Already before the training Pa Mu was looking after her children and spent time with them reading books or telling how life in Myanmar was. At the course she learnt new techniques, such as talking more with her children, drawing pictures and writing new vocabulary or teaching new vocabulary when cooking. Paw Mu does this on a daily basis and notes with pride her children’s progress. Her older son speaks more and asks more questions. The kids write alphabets until they are familiar with it before going out to play. Both sons remember more letters and are able to read better. The older one will read out and the younger child will repeat and follow what the older does.
Prior to the training, Paw Mu did not scold children. During the training she learnt about positive discipline and shared this knowledge with her husband and neighbours. She encouraged them all to apply these techniques in disciplining children. Her husband spends now also more time with their sons. He helps supporting children to write numbers or words.
“Now, I am happy, my husband, two children, and I spend even more time together. My children come back home early to write and read alphabets. My older child reads out and my younger one will follow. My husband and I will spend time with them supporting them to read and write at our reading corner every night and when my husband is free from work.”
What is Literacy Boost in Emergencies project?

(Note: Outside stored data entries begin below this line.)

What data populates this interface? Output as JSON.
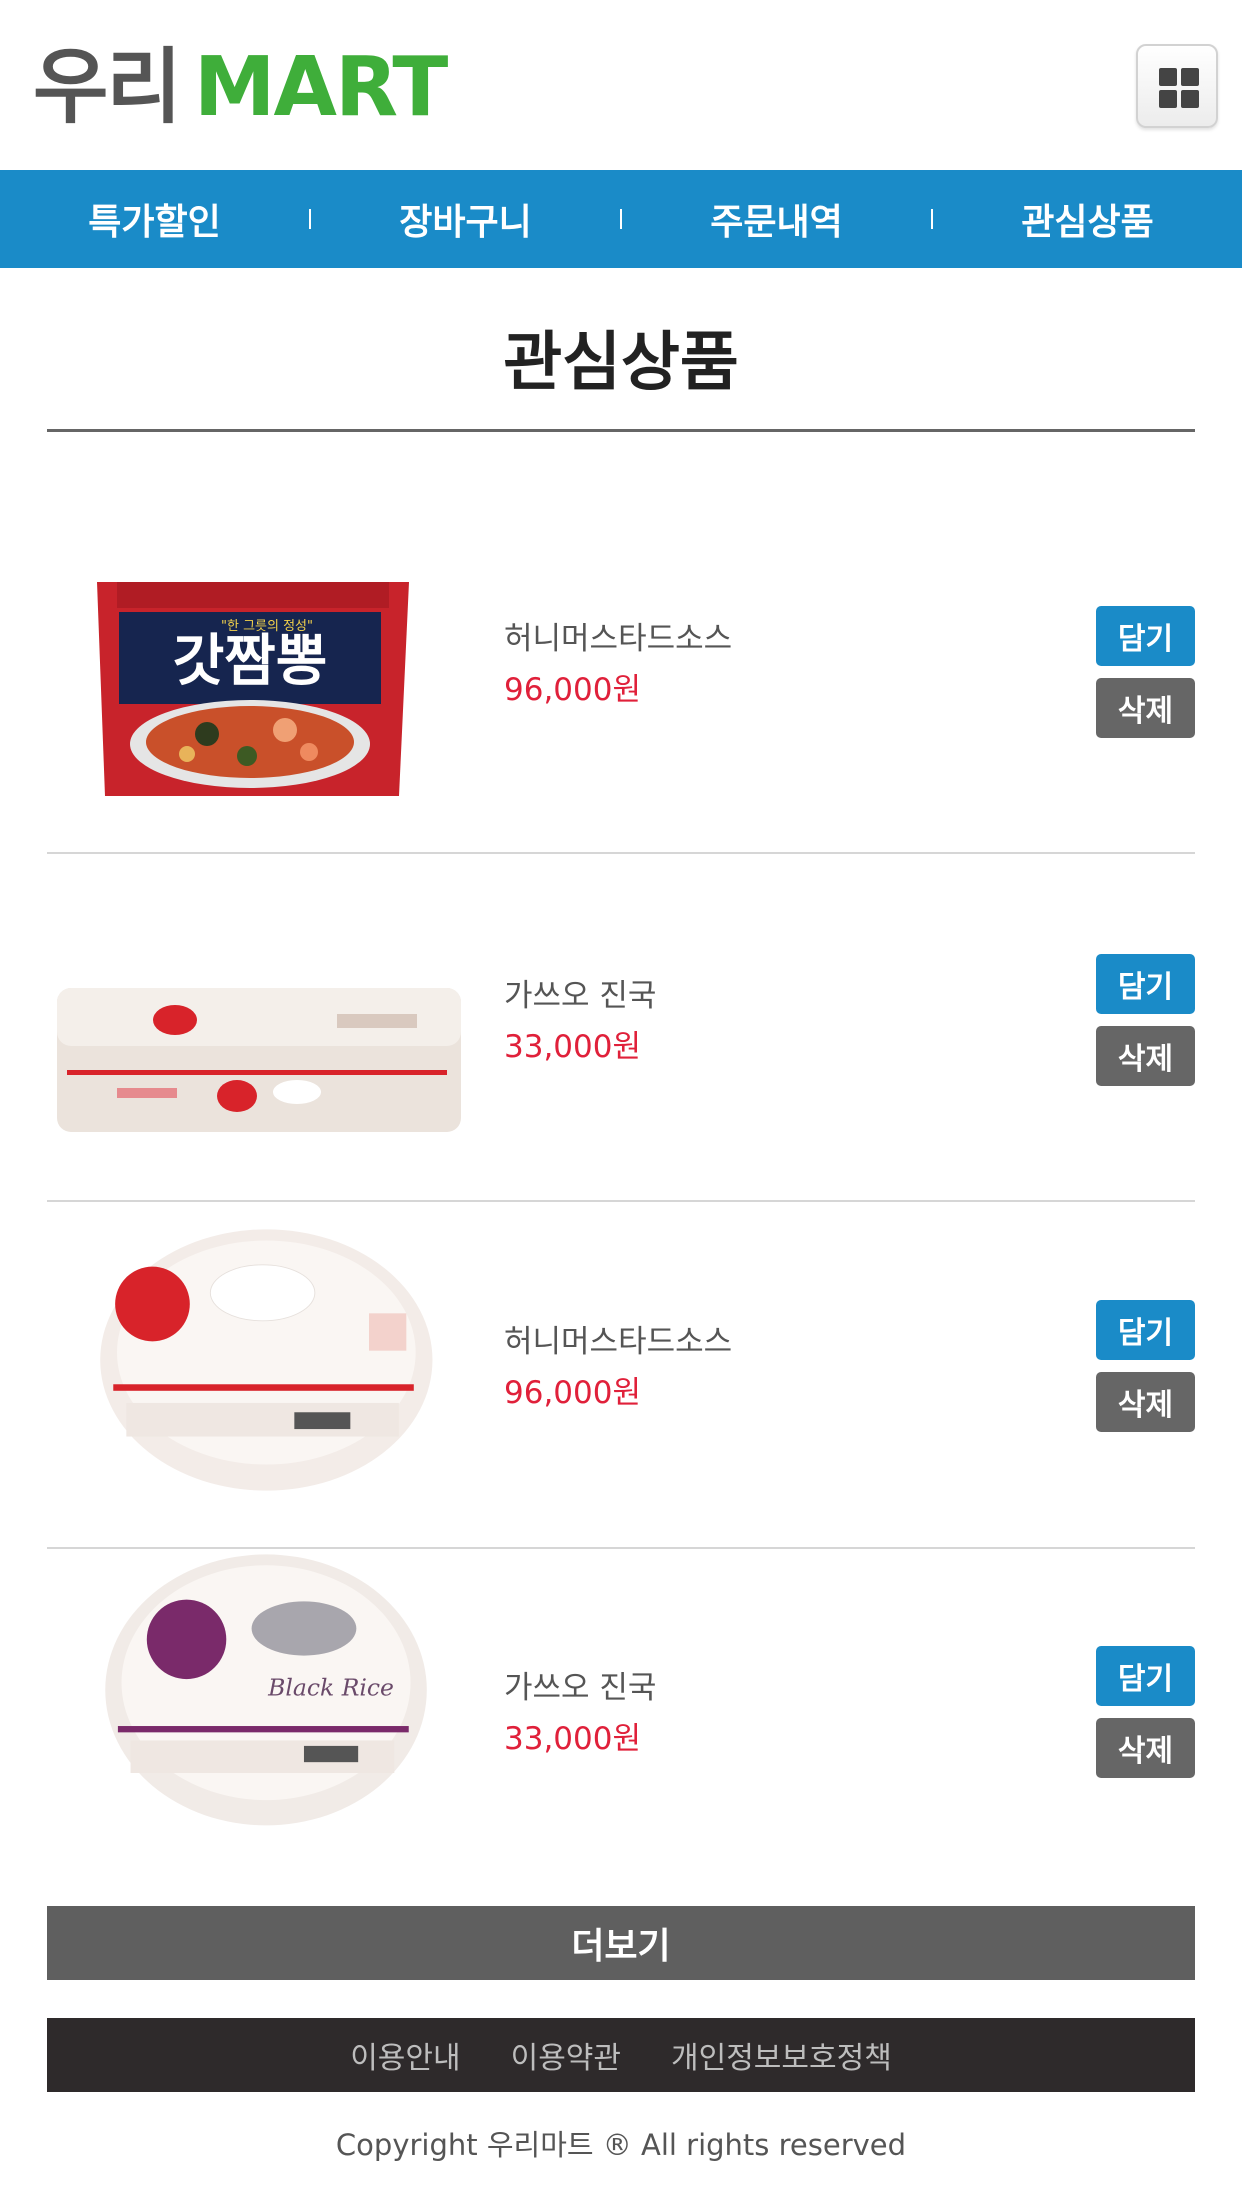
{
  "header": {
    "logo_part1": "우리",
    "logo_part2": "MART",
    "menu_icon": "grid-icon"
  },
  "nav": {
    "items": [
      {
        "label": "특가할인"
      },
      {
        "label": "장바구니"
      },
      {
        "label": "주문내역"
      },
      {
        "label": "관심상품"
      }
    ]
  },
  "page": {
    "title": "관심상품"
  },
  "products": [
    {
      "name": "허니머스타드소스",
      "price": "96,000원",
      "image": "ramen-package-image",
      "add_label": "담기",
      "delete_label": "삭제"
    },
    {
      "name": "가쓰오 진국",
      "price": "33,000원",
      "image": "rice-multipack-image",
      "add_label": "담기",
      "delete_label": "삭제"
    },
    {
      "name": "허니머스타드소스",
      "price": "96,000원",
      "image": "white-rice-bowl-image",
      "add_label": "담기",
      "delete_label": "삭제"
    },
    {
      "name": "가쓰오 진국",
      "price": "33,000원",
      "image": "black-rice-bowl-image",
      "add_label": "담기",
      "delete_label": "삭제"
    }
  ],
  "more_label": "더보기",
  "footer": {
    "links": [
      {
        "label": "이용안내"
      },
      {
        "label": "이용약관"
      },
      {
        "label": "개인정보보호정책"
      }
    ],
    "copyright": "Copyright 우리마트 ® All rights reserved"
  },
  "colors": {
    "brand_green": "#3fae3a",
    "nav_blue": "#1a8bc8",
    "price_red": "#e0203a",
    "delete_gray": "#666666",
    "footer_dark": "#2e2a2b"
  }
}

Literacy Boost in Emergencies (LBiE) - a learning project aiming to raise awareness as well as support schools and communities, such as parents, caretakers, and community leaders in helping children to improve reading skills both in and outside schools. The project has been implemented in Burmese refugee camps in northern Thailand. LBiE project consists of Community Actions (including Reading Awareness training for parents, Reading Clubs for children and material creation allowing for opening book banks), Teacher Training and Social and a Emotional Learning Assessment.).